Martina Evans – Now We Can Talk Openly About Men (Carcanet, 2018)
Martina Evans’ latest poetry collection takes the form of two dramatic monologues. Set in Mallow, County Cork, 1919 and Dublin, 1924, they mark the two foundational conflicts of the Irish Republic: the War of Independence and the Irish Civil War. They also tell a tale of women’s experiences across two turbulent generations.
Both speakers are sceptical of political causes. The first, Kitty Donavan, is made so by necessity. Her dressmaking business is being shunned by the locals for taking business from the British Army. Her daughter too is in love with the young, one-armed socialist, Captain Galway. Kitty is cursed with migraines and relies on the doctor’s laudanum “tonics”. The opiates alternately cushion her from the violence and, caught between doses, emphasise her need.
Kitty’s work provides a language for her suppressed anxieties. Working, her “scissors swim like a dolphin with relief”. They trace “the crown & the letters of Royal Red”, all the while listening to the young rebel Eileen Murphy talk of the future Irish State. No more Royal Red, she says, the post boxes and the uniforms will all soon by green.
I’d imagined something magnificent like
A pure Peacock hue until she showed me
The colour on a bachelor’s gate
On the road to Quartertown. Pure disgusting.
A horrible dark green like an old leaf
Of cabbage you’d see a snail on top of.
Evans’ verse is tightly packed with images, but loose enough in its metre to read naturally. One can take the book at a running pace and enjoy a story with deep emotional beats, or slow the pace and reflect on the careful choice of wording. It’s not a symbolic poem, but its images – a peacock hue, a bachelor’s gate – are not chosen by accident.
Violence is always around the corner in Kitty’s Mallow. Soldiers shot in the guts, the Tans beating innocents on the street corner. As it builds to a terrible climax, Kitty barricades herself in. It is Eileen Murphy, the young rebel, who escapes the first poem. Her sewing skills, taught by kitty, make her the fastest sock darner in the IRA.
The second voice, Miss Babe Cronin’s, is more direct than Kitty’s. She is less evasive about her evasion. A stenographer; Babe’s language is clean, but she can’t help but listen. The “open tap of propaganda” from Eileen Murphy’s mouth, “nice looking in spite of the man’s black cap”, eventually turns her head. She starts running packages for the pretty young rebel girl.
Once again Evans’ turns an arresting image to great descriptive purpose:
…A fair haired girl with
Plaits down to her waist handed it over
But when she smiled at me, weren’t her two
Front teeth missing? In that church with the girl
Dressed all in white among the white candles,
It was an awful shock to see her gums.
As if the door of hell opened, I knew
Full well it was a firearm…
The bitter ironies of the civil war carry through the second poem, contrasting the Independence conflict in the first. The armies of the Irish Free State hold British guns, while the rebels speak Gaelic and carry the crucifix. Both sides are buried in their respective traditions. Both carry dogma.
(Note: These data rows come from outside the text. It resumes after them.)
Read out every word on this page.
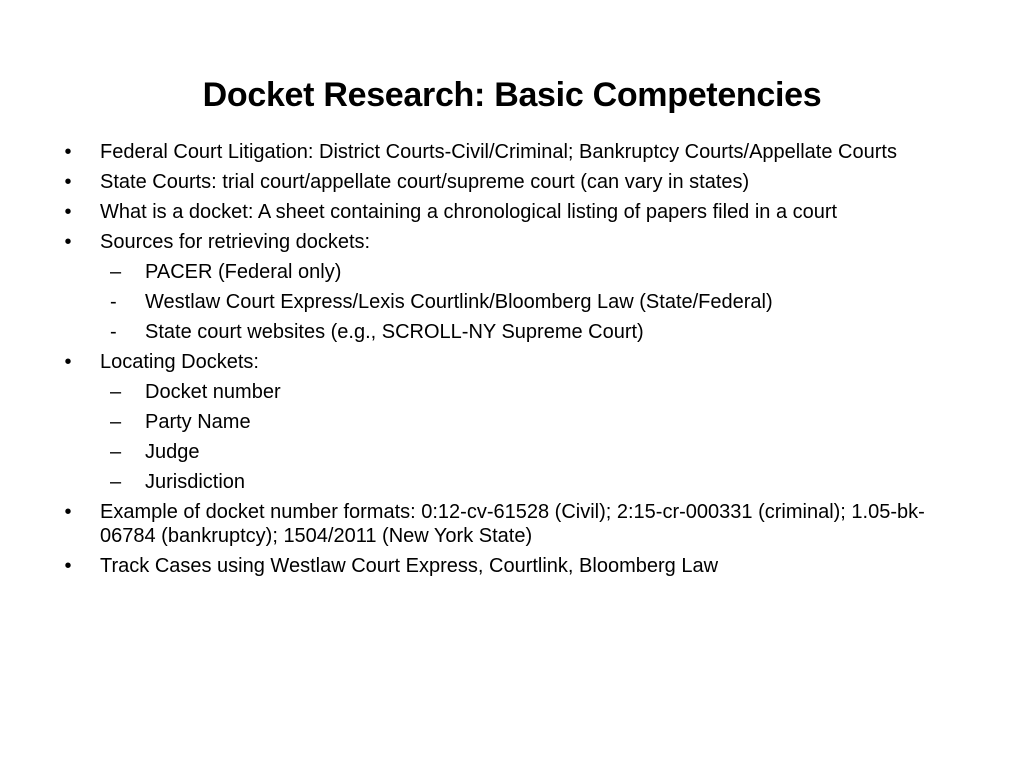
Docket Research: Basic Competencies
•	Federal Court Litigation: District Courts-Civil/Criminal; Bankruptcy Courts/Appellate Courts
•	State Courts: trial court/appellate court/supreme court (can vary in states)
•	What is a docket: A sheet containing a chronological listing of papers filed in a court
•	Sources for retrieving dockets:
–	PACER (Federal only)
-	Westlaw Court Express/Lexis Courtlink/Bloomberg Law (State/Federal)
-	State court websites (e.g., SCROLL-NY Supreme Court)
•	Locating Dockets:
–	Docket number
–	Party Name
–	Judge
–	Jurisdiction
•	Example of docket number formats: 0:12-cv-61528 (Civil); 2:15-cr-000331 (criminal); 1.05-bk-06784 (bankruptcy); 1504/2011 (New York State)
•	Track Cases using Westlaw Court Express, Courtlink, Bloomberg Law
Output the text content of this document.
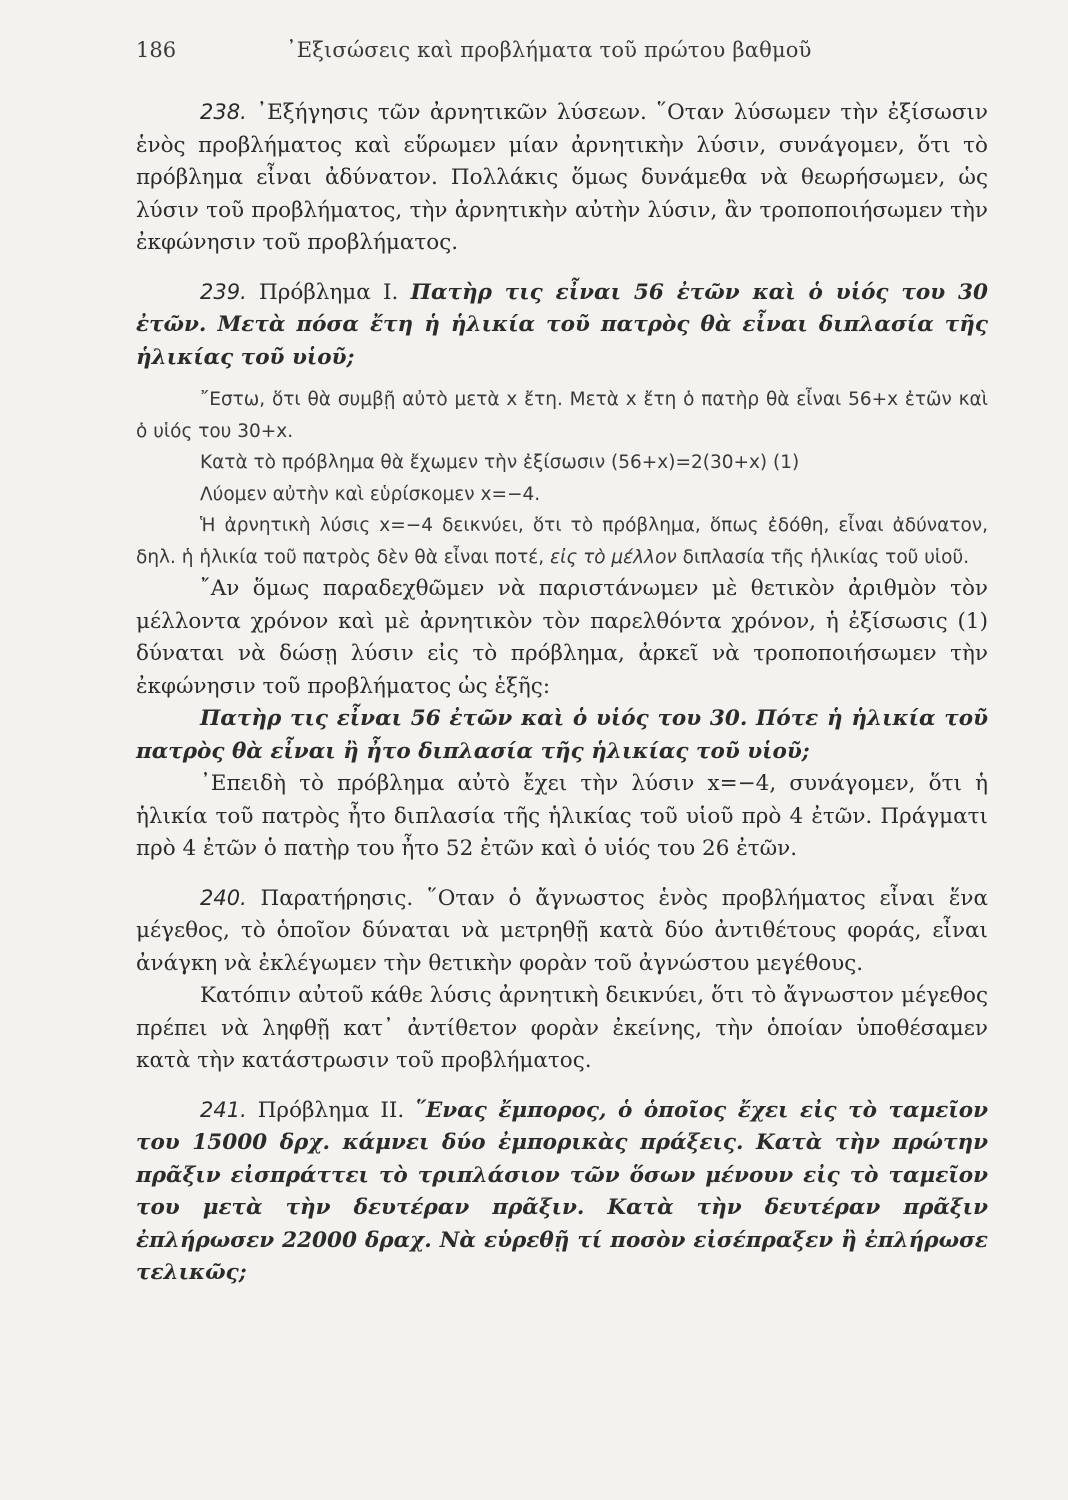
186	᾿Εξισώσεις καὶ προβλήματα τοῦ πρώτου βαθμοῦ

238. ᾿Εξήγησις τῶν ἀρνητικῶν λύσεων. ῞Οταν λύσωμεν τὴν ἐξίσωσιν ἑνὸς προβλήματος καὶ εὕρωμεν μίαν ἀρνητικὴν λύσιν, συνάγομεν, ὅτι τὸ πρόβλημα εἶναι ἀδύνατον. Πολλάκις ὅμως δυνάμεθα νὰ θεωρήσωμεν, ὡς λύσιν τοῦ προβλήματος, τὴν ἀρνητικὴν αὐτὴν λύσιν, ἂν τροποποιήσωμεν τὴν ἐκφώνησιν τοῦ προβλήματος.

239. Πρόβλημα I. Πατὴρ τις εἶναι 56 ἐτῶν καὶ ὁ υἱός του 30 ἐτῶν. Μετὰ πόσα ἔτη ἡ ἡλικία τοῦ πατρὸς θὰ εἶναι διπλασία τῆς ἡλικίας τοῦ υἱοῦ;

῎Εστω, ὅτι θὰ συμβῇ αὐτὸ μετὰ x ἔτη. Μετὰ x ἔτη ὁ πατὴρ θὰ εἶναι 56+x ἐτῶν καὶ ὁ υἱός του 30+x.

Κατὰ τὸ πρόβλημα θὰ ἔχωμεν τὴν ἐξίσωσιν (56+x)=2(30+x) (1)

Λύομεν αὐτὴν καὶ εὑρίσκομεν x=−4.

Ἡ ἀρνητικὴ λύσις x=−4 δεικνύει, ὅτι τὸ πρόβλημα, ὅπως ἐδόθη, εἶναι ἀδύνατον, δηλ. ἡ ἡλικία τοῦ πατρὸς δὲν θὰ εἶναι ποτέ, εἰς τὸ μέλλον διπλασία τῆς ἡλικίας τοῦ υἱοῦ.

῎Αν ὅμως παραδεχθῶμεν νὰ παριστάνωμεν μὲ θετικὸν ἀριθμὸν τὸν μέλλοντα χρόνον καὶ μὲ ἀρνητικὸν τὸν παρελθόντα χρόνον, ἡ ἐξίσωσις (1) δύναται νὰ δώσῃ λύσιν εἰς τὸ πρόβλημα, ἀρκεῖ νὰ τροποποιήσωμεν τὴν ἐκφώνησιν τοῦ προβλήματος ὡς ἑξῆς:

Πατὴρ τις εἶναι 56 ἐτῶν καὶ ὁ υἱός του 30. Πότε ἡ ἡλικία τοῦ πατρὸς θὰ εἶναι ἢ ἦτο διπλασία τῆς ἡλικίας τοῦ υἱοῦ;

᾿Επειδὴ τὸ πρόβλημα αὐτὸ ἔχει τὴν λύσιν x=−4, συνάγομεν, ὅτι ἡ ἡλικία τοῦ πατρὸς ἦτο διπλασία τῆς ἡλικίας τοῦ υἱοῦ πρὸ 4 ἐτῶν. Πράγματι πρὸ 4 ἐτῶν ὁ πατὴρ του ἦτο 52 ἐτῶν καὶ ὁ υἱός του 26 ἐτῶν.

240. Παρατήρησις. ῞Οταν ὁ ἄγνωστος ἑνὸς προβλήματος εἶναι ἕνα μέγεθος, τὸ ὁποῖον δύναται νὰ μετρηθῇ κατὰ δύο ἀντιθέτους φοράς, εἶναι ἀνάγκη νὰ ἐκλέγωμεν τὴν θετικὴν φορὰν τοῦ ἀγνώστου μεγέθους.

Κατόπιν αὐτοῦ κάθε λύσις ἀρνητικὴ δεικνύει, ὅτι τὸ ἄγνωστον μέγεθος πρέπει νὰ ληφθῇ κατ᾿ ἀντίθετον φορὰν ἐκείνης, τὴν ὁποίαν ὑποθέσαμεν κατὰ τὴν κατάστρωσιν τοῦ προβλήματος.

241. Πρόβλημα II. ῞Ενας ἔμπορος, ὁ ὁποῖος ἔχει εἰς τὸ ταμεῖον του 15000 δρχ. κάμνει δύο ἐμπορικὰς πράξεις. Κατὰ τὴν πρώτην πρᾶξιν εἰσπράττει τὸ τριπλάσιον τῶν ὅσων μένουν εἰς τὸ ταμεῖον του μετὰ τὴν δευτέραν πρᾶξιν. Κατὰ τὴν δευτέραν πρᾶξιν ἐπλήρωσεν 22000 δραχ. Νὰ εὑρεθῇ τί ποσὸν εἰσέπραξεν ἢ ἐπλήρωσε τελικῶς;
For the women caught between the sides there are the old certainties of men and men’s folly. Men bring danger and adventure, fire and fear. This is perhaps why Evans picked the counterintuitive title; “Now We Can Talk Openly About Men”. The cover, pink and rather twee, seems to have been designed based upon this title alone. I can’t help but feel there are more appropriate colours out there – perhaps dark green and pure disgusting?
Overall, it’s a gripping read. The poetry is both pacey and touching by turns. The personal voices carry you along with them. Reading, you are inside the conflict, scurrying between brief moments of reflection. I will be surprised if awards aren’t won for what Evans has achieved here. A smart concept brilliantly realised.